A team of researchers at the University of Helsinki conducted a study. They measured dogs’ eye movements when the dogs were exposed to facial images of familiar humans and dogs, compared to their responses to facial images from dogs and humans the canines had never met. The dogs spent more time looking at familiar faces than strange ones, but did look at images of other dogs longer than images of humans, regardless of their familiarity with the faces in the images. (8)


Betsy will retrieve an object after being shown just a picture of it.

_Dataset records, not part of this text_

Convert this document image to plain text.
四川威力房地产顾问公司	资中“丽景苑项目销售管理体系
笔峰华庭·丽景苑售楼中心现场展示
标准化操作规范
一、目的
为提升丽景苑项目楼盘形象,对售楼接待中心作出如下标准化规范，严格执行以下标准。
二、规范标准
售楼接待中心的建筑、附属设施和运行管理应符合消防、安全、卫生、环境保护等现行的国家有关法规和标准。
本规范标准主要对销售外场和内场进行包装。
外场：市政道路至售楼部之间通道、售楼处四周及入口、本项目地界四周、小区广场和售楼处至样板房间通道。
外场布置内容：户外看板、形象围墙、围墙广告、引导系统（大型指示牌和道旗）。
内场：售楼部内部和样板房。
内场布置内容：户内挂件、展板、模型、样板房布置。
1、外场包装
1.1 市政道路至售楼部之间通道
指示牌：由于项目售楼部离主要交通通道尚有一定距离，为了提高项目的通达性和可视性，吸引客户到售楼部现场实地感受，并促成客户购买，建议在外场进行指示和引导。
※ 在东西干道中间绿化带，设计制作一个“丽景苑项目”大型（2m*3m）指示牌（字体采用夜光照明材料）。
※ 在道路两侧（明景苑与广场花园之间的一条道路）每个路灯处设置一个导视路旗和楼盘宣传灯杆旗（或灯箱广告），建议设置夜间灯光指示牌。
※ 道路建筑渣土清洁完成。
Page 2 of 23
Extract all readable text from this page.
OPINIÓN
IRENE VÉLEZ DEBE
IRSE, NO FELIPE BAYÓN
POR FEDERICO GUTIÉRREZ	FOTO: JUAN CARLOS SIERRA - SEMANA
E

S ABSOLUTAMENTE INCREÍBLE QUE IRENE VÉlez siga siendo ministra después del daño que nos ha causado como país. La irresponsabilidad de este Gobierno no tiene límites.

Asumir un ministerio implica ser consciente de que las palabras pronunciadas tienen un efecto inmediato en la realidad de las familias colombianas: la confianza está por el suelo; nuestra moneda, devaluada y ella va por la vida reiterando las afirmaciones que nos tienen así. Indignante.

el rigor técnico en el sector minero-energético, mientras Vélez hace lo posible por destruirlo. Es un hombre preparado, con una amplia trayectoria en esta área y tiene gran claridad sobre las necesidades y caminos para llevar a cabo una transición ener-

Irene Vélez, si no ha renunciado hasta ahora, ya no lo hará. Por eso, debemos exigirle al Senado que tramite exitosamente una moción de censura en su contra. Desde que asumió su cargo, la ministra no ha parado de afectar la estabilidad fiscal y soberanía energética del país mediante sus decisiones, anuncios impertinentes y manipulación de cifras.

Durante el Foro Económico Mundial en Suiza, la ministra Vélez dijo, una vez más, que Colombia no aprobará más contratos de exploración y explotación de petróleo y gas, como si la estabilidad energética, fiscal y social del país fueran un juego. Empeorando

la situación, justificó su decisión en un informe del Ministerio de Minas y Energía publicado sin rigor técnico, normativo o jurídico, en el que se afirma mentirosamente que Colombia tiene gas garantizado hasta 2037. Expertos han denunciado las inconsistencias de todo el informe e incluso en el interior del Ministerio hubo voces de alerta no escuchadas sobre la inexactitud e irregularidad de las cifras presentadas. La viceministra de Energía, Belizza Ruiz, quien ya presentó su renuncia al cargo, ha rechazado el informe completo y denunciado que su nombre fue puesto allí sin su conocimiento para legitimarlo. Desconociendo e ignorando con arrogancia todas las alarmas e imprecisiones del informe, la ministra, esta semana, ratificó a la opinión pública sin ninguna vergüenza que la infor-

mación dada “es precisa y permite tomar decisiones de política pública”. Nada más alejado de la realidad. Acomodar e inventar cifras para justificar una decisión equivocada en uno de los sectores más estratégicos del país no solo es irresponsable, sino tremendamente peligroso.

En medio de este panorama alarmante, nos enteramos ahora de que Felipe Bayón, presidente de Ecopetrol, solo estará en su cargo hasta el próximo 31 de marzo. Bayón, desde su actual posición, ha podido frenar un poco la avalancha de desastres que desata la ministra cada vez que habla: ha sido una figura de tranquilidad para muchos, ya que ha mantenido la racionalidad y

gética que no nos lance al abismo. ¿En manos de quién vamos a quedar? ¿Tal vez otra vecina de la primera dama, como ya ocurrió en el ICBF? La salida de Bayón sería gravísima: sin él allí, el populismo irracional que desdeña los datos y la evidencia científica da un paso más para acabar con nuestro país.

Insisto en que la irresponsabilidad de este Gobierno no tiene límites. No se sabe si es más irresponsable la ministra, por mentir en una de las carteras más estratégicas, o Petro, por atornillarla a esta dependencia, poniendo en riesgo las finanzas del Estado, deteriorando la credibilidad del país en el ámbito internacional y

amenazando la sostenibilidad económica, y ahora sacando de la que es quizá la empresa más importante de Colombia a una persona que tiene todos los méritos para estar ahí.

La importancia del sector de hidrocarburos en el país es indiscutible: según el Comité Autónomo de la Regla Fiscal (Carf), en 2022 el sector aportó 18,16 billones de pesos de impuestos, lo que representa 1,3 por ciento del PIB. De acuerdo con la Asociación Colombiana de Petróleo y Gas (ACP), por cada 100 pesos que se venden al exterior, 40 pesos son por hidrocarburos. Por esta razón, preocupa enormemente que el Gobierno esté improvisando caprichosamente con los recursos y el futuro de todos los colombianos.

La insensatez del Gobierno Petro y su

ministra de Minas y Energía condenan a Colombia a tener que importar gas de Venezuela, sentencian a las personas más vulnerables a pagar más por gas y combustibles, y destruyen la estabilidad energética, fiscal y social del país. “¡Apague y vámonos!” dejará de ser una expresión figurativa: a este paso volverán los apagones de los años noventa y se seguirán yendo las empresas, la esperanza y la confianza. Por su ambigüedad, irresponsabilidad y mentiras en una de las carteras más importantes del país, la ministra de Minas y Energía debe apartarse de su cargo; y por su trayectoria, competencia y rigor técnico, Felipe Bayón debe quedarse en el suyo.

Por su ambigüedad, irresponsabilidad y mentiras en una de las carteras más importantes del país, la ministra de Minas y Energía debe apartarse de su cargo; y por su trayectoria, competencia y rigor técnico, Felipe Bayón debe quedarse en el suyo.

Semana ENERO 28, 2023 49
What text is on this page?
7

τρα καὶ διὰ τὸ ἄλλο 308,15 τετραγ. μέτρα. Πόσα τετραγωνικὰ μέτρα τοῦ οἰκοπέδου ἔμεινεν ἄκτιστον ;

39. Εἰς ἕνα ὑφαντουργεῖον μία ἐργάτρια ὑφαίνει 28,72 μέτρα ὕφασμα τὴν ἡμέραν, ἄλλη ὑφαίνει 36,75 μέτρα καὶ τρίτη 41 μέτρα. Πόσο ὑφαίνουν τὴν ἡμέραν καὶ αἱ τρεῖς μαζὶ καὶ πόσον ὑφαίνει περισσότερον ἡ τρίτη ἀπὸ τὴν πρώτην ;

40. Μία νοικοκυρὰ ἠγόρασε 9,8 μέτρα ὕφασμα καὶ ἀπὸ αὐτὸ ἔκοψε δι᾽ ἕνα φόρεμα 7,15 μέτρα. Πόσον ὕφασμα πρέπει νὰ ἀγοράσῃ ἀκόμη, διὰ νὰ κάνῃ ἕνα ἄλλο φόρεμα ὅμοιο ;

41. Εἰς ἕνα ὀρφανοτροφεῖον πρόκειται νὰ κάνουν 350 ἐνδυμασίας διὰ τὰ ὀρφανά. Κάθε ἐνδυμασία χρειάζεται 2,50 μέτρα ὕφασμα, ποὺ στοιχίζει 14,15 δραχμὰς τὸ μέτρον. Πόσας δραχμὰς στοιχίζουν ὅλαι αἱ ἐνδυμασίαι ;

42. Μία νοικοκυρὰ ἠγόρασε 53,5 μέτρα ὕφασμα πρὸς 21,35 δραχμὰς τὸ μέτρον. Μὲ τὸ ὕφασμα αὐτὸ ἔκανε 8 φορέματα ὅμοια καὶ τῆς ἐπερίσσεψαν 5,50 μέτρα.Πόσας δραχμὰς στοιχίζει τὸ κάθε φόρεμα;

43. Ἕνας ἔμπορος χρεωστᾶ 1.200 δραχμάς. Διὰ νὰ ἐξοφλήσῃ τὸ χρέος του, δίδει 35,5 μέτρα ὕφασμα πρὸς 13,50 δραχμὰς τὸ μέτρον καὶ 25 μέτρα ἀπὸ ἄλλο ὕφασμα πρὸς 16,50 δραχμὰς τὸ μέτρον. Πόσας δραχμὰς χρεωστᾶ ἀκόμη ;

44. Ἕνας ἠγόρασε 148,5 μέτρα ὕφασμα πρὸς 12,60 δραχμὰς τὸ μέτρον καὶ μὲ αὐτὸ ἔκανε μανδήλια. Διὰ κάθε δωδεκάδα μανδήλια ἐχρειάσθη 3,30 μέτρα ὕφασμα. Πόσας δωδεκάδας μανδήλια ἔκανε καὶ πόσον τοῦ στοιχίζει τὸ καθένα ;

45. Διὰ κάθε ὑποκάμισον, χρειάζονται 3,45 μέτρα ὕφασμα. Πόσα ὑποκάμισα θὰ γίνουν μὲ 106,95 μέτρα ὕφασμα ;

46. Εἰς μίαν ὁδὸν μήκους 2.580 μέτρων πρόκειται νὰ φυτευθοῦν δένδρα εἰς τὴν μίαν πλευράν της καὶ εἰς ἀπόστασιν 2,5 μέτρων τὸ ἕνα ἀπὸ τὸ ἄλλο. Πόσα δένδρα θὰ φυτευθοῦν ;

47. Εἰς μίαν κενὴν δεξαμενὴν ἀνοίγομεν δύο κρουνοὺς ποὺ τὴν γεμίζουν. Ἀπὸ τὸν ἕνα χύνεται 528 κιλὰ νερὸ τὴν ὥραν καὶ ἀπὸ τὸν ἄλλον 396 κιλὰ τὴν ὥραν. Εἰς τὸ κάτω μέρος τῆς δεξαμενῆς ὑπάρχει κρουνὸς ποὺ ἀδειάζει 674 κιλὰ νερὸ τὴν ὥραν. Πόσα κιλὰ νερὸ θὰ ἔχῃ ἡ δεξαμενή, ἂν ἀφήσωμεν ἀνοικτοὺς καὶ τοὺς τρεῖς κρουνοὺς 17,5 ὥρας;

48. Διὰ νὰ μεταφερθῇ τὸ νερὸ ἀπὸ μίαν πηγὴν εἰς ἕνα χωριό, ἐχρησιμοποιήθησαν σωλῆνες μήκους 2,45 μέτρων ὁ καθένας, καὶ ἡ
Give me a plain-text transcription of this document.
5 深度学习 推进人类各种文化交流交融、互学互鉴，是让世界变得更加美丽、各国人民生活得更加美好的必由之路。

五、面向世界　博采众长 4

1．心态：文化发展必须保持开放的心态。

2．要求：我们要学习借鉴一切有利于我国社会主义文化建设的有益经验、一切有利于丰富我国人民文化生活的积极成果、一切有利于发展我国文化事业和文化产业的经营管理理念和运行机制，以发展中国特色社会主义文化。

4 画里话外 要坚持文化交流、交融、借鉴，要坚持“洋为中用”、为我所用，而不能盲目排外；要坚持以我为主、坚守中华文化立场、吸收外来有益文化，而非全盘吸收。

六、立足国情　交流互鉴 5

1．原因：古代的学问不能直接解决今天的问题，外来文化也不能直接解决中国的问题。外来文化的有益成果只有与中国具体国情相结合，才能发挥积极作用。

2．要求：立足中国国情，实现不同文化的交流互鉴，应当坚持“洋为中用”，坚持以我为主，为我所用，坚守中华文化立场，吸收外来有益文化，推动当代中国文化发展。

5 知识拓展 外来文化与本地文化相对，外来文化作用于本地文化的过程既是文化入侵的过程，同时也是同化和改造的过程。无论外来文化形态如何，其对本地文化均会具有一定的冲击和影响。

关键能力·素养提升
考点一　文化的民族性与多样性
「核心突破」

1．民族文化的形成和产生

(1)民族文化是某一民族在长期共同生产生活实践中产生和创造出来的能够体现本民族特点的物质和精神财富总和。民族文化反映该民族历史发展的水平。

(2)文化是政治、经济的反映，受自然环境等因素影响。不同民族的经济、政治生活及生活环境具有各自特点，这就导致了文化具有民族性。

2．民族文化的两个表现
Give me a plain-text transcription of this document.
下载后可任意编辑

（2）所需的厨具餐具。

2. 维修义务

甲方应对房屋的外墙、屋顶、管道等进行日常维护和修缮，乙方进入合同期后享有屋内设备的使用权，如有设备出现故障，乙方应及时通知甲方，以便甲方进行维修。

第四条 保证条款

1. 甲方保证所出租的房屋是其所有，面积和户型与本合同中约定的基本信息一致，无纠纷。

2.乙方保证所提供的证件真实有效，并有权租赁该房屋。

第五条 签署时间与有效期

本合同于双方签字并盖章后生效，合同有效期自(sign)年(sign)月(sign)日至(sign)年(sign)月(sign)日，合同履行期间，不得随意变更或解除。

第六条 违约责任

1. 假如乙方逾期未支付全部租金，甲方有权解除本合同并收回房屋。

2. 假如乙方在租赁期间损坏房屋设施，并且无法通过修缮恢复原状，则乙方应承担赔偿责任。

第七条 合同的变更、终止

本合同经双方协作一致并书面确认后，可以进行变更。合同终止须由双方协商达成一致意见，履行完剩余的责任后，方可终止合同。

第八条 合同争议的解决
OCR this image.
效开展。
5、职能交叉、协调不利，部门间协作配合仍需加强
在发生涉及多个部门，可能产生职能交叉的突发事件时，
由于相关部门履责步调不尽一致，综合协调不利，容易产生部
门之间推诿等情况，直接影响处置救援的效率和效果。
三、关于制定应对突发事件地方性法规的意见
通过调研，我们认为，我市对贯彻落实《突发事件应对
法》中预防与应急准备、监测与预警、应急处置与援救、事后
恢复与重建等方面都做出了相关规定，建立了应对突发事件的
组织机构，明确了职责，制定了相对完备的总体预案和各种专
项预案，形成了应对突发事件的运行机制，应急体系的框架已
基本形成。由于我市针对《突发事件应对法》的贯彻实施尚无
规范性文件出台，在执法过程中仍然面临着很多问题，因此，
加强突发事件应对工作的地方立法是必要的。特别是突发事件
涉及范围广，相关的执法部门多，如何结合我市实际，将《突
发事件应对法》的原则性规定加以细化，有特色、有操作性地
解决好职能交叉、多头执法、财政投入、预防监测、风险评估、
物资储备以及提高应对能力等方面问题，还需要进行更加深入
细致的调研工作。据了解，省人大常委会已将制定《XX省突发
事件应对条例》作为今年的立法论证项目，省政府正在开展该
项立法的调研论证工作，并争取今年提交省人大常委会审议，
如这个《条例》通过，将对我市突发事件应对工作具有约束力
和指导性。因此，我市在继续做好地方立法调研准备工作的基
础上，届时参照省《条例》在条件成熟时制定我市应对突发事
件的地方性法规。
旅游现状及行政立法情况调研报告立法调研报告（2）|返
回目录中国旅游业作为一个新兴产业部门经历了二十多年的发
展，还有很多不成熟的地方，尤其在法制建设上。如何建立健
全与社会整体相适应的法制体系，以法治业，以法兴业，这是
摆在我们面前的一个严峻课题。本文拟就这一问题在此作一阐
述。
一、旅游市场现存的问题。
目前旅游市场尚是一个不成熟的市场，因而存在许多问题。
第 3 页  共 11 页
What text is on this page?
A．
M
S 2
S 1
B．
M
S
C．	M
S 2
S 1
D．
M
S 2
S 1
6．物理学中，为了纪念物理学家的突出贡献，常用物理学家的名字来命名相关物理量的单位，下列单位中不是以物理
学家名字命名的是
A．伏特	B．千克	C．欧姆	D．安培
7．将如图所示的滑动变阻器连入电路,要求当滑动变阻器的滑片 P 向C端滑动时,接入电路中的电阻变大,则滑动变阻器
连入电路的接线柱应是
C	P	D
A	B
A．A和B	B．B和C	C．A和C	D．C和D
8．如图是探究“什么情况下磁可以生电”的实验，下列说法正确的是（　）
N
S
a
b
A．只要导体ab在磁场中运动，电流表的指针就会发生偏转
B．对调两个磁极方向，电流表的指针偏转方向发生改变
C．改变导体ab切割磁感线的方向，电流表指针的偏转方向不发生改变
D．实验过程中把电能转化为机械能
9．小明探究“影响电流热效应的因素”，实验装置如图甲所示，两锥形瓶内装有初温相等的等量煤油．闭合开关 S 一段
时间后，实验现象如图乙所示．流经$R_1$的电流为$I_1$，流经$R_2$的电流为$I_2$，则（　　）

According to the researchers, the results suggest that dogs’ facial recognition skills may be similar to humans. Betsy’s abstract skill, as minor as it may seem to us, may tread all too closely to human thinking so Kaminski is unsure that other scientists will ever accept her discovery. With every new lead into the mind of dogs, we find their minds are more like ours than we ever imagined. Dogs and other animals have always been considered property. Though the Animal Welfare Act of 1966 and state laws raised the bar for the treatment of animals, they solidified the view that animals are things — objects that can be disposed of as long as reasonable care is taken to minimize their suffering. But if we raised their status to the rights similar to those of a sentient being, through these new neuroscientific findings that are now allowed in a court room, we may open up the door to the possibility of eliminating puppy mills, laboratory dogs, dog racing, and other forms of cruelty completely.